"We are strongly encouraging people to get a vaccine as soon as it is available to them," CEO Alan Jope said in an interview at the Reuters Next conference.
Jope, whose company is one of Britain's biggest, said Unilever would do what it can to make vaccines available to its workers, but "in a very principled way".
For employees who decline the vaccine, rapid testing could be used to keep workplaces safe.
"We will not be mandating vaccines for anyone. We don't believe that is right," he said.
Unilever's office workers will be largely working from home during the current first quarter and then moving to a hybrid model where workers split their time between the office and home.
"We anticipate never going back to five days a week in the office, that seems very old-fashioned now," Jope said.
Unilever is testing a four-day work week this year in New Zealand.
ALAN JOPE: We will not be mandating vaccines for anyone. We don't believe that that is right. It's one thing to mandate that someone takes a test before they come into one of our facilities. It's a whole other thing to force someone to introduce something into their body. And so that would be a step too far. So we will be strongly encouraging, not mandating, and doing whatever we can to make sure that our people have access.
- Well, what will you do, though, for people that don't want to take it, who work in close quarters with others?
ALAN JOPE: Well, then, we'll use testing. So testing technology is moving forward very quickly. We already have well-developed protocols.
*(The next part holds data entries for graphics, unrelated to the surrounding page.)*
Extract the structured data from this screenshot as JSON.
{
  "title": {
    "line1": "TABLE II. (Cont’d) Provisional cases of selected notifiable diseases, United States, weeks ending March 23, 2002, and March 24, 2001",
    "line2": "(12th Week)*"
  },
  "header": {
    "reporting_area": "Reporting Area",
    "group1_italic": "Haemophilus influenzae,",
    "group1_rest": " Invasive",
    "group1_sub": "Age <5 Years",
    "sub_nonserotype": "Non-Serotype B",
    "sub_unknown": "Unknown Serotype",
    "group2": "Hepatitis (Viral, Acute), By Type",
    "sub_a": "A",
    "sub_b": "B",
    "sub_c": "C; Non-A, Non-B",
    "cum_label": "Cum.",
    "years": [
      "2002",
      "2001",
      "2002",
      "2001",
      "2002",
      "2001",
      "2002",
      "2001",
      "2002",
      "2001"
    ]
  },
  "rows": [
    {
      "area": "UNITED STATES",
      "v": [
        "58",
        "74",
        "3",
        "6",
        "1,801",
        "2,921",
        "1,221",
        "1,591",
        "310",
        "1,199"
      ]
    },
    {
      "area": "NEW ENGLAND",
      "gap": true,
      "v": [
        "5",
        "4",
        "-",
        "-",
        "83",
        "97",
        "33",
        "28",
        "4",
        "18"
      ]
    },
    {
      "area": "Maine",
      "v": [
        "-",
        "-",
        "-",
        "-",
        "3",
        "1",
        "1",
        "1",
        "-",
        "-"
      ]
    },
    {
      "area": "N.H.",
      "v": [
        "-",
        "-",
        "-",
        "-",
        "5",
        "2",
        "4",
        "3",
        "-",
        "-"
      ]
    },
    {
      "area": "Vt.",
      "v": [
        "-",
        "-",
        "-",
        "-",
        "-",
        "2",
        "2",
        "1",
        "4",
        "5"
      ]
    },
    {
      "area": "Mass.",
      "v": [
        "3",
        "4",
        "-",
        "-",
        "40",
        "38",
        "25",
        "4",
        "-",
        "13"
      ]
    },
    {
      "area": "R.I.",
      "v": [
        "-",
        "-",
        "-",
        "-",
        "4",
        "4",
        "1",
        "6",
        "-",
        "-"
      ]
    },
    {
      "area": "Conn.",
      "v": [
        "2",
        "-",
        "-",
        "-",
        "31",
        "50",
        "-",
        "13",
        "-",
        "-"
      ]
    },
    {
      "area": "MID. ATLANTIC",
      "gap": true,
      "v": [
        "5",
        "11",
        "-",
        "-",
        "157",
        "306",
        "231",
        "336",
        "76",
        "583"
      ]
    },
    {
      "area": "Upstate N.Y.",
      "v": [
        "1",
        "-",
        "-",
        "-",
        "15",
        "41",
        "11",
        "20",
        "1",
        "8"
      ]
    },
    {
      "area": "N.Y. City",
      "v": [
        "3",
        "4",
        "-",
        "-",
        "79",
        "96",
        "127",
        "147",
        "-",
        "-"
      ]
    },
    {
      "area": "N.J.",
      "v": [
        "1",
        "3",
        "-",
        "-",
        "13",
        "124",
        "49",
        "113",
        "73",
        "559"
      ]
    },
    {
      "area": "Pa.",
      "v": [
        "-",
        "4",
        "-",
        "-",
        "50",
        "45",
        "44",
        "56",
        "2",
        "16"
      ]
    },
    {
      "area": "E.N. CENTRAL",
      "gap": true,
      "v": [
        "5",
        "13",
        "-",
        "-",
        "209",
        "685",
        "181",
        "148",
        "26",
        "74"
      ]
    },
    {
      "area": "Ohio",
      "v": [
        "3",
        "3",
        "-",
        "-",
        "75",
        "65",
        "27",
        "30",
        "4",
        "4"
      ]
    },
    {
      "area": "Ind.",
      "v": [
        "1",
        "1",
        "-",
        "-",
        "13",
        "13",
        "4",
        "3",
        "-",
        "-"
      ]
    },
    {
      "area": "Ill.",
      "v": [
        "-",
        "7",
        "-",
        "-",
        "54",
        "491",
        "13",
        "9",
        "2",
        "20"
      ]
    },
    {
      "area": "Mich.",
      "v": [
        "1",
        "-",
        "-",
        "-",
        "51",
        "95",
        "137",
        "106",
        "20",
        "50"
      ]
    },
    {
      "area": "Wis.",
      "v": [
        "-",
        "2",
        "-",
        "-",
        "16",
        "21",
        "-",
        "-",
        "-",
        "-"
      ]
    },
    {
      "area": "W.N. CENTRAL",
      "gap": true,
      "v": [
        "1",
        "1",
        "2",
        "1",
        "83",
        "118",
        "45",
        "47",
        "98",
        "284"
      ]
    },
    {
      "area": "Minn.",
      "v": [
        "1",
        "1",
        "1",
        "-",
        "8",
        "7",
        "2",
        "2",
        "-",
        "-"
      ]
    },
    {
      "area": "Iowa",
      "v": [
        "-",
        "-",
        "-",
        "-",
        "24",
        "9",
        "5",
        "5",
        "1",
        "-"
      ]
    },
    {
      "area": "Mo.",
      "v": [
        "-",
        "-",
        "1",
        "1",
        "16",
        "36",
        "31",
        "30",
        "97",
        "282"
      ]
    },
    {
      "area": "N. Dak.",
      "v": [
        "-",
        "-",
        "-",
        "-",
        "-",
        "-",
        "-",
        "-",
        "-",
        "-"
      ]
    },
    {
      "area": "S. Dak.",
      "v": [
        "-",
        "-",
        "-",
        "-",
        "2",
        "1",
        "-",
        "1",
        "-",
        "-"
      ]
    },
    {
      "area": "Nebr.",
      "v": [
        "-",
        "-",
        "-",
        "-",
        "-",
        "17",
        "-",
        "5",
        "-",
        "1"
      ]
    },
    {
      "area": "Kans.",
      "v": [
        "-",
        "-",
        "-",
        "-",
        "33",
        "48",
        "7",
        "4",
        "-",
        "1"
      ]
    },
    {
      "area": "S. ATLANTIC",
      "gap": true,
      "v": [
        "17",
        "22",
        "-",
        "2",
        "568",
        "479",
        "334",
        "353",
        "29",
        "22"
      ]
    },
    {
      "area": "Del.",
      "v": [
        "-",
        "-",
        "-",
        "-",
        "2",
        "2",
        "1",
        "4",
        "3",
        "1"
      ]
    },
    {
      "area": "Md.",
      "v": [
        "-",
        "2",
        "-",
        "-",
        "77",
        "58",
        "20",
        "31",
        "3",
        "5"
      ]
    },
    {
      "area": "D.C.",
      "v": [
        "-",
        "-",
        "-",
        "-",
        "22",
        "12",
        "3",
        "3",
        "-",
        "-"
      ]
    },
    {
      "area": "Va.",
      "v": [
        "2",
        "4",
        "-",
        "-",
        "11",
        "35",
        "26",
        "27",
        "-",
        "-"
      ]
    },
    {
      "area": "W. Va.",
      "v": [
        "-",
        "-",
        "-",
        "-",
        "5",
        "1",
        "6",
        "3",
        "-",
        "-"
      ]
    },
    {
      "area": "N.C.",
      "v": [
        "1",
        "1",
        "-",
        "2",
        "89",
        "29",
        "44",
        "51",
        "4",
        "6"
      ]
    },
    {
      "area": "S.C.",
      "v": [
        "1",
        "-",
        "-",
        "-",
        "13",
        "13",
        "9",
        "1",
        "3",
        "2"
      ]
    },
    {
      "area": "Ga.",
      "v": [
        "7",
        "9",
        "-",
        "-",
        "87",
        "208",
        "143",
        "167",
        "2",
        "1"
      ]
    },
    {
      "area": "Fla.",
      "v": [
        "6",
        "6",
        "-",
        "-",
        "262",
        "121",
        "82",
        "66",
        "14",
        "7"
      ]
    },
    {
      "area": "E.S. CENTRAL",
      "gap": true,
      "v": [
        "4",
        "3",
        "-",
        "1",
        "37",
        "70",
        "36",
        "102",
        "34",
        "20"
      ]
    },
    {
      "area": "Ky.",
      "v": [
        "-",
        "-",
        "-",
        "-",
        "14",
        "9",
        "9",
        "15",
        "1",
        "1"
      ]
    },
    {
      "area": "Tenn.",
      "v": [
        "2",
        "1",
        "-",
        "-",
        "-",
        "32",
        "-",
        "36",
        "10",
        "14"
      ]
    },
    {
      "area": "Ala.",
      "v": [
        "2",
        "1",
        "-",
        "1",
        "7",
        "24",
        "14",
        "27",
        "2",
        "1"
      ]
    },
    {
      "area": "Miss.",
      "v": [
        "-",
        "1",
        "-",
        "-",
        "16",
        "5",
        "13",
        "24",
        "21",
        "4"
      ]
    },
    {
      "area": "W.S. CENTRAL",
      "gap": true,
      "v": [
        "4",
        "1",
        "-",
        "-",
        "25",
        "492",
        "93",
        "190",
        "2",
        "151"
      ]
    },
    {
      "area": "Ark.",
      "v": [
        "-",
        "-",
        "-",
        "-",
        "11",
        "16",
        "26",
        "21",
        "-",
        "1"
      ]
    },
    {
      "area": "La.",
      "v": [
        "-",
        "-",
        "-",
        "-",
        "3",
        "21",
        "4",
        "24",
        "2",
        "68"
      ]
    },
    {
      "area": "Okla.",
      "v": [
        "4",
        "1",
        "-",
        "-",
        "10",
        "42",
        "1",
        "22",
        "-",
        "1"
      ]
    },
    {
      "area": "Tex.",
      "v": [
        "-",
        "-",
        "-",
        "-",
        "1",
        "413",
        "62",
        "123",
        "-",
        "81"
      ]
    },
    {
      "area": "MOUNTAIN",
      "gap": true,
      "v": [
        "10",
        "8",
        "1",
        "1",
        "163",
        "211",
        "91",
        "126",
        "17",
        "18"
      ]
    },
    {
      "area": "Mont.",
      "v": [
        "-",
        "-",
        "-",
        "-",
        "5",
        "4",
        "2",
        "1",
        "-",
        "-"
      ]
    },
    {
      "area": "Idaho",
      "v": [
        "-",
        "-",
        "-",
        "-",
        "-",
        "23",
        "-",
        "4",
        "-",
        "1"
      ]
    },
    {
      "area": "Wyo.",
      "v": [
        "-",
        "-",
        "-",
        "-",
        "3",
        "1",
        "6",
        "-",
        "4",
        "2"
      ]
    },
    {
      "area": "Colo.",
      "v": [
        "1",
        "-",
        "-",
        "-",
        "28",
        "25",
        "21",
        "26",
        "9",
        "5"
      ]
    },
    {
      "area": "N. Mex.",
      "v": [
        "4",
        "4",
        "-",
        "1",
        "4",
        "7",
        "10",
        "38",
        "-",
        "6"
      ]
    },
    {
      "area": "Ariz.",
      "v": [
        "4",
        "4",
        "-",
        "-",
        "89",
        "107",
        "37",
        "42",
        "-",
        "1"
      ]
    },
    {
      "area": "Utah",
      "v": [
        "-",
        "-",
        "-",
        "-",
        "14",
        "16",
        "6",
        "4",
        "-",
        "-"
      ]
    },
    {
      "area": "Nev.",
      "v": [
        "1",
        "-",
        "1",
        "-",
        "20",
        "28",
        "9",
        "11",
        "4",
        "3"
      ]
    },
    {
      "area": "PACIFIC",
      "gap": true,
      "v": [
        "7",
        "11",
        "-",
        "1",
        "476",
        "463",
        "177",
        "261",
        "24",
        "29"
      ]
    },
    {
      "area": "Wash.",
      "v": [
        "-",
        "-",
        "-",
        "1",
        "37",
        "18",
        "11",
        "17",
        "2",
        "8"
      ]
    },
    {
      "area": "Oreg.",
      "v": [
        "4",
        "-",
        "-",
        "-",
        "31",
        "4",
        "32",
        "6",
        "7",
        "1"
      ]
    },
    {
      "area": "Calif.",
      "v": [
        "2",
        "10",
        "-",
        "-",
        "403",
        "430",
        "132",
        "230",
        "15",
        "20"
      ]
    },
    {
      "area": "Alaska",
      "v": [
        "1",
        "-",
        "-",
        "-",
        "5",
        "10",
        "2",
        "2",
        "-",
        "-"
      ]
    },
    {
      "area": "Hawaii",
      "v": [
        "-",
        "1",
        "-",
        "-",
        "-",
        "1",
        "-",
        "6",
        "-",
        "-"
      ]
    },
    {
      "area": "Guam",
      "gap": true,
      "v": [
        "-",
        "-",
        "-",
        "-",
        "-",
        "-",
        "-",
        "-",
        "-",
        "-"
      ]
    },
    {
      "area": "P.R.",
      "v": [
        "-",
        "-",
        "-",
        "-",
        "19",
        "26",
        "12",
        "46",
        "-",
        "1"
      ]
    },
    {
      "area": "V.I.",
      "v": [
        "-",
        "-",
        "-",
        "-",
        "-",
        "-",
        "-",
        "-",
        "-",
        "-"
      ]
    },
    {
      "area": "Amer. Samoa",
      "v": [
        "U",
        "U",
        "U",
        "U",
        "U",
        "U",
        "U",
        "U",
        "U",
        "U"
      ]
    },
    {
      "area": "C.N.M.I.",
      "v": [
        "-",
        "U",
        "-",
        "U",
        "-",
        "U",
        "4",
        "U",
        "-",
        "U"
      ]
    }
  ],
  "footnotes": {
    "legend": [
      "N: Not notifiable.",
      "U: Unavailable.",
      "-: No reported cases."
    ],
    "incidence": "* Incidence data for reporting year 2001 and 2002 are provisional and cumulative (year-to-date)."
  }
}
For instance, our factories have kept running throughout the pandemic, and any time we noticed a pocket of COVID cases in a, factory we have a well-rehearsed shutdown and startup routine where we use testing as the way of providing entry. And we test not just our employees, but their families as well, where they want to. And we do require testing sometimes.
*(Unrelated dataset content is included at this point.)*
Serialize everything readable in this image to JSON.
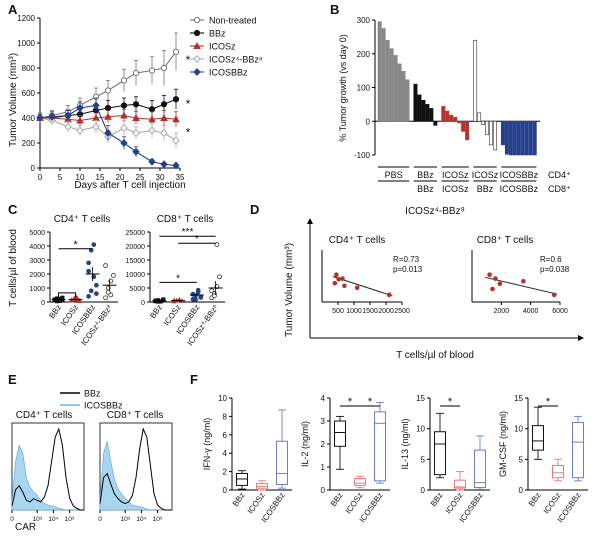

I think what we're assuming is that in Western Europe and North America, where most of our participants today are probably from, we are going to be more or less working from home-- office space workers will be working from home probably for most of-- all of the first quarter. And then, gradually, we'll shift to a hybrid mode of some time in the office, some time at home. And we anticipate never going back to five days a week in the office. That seems very old-fashioned now.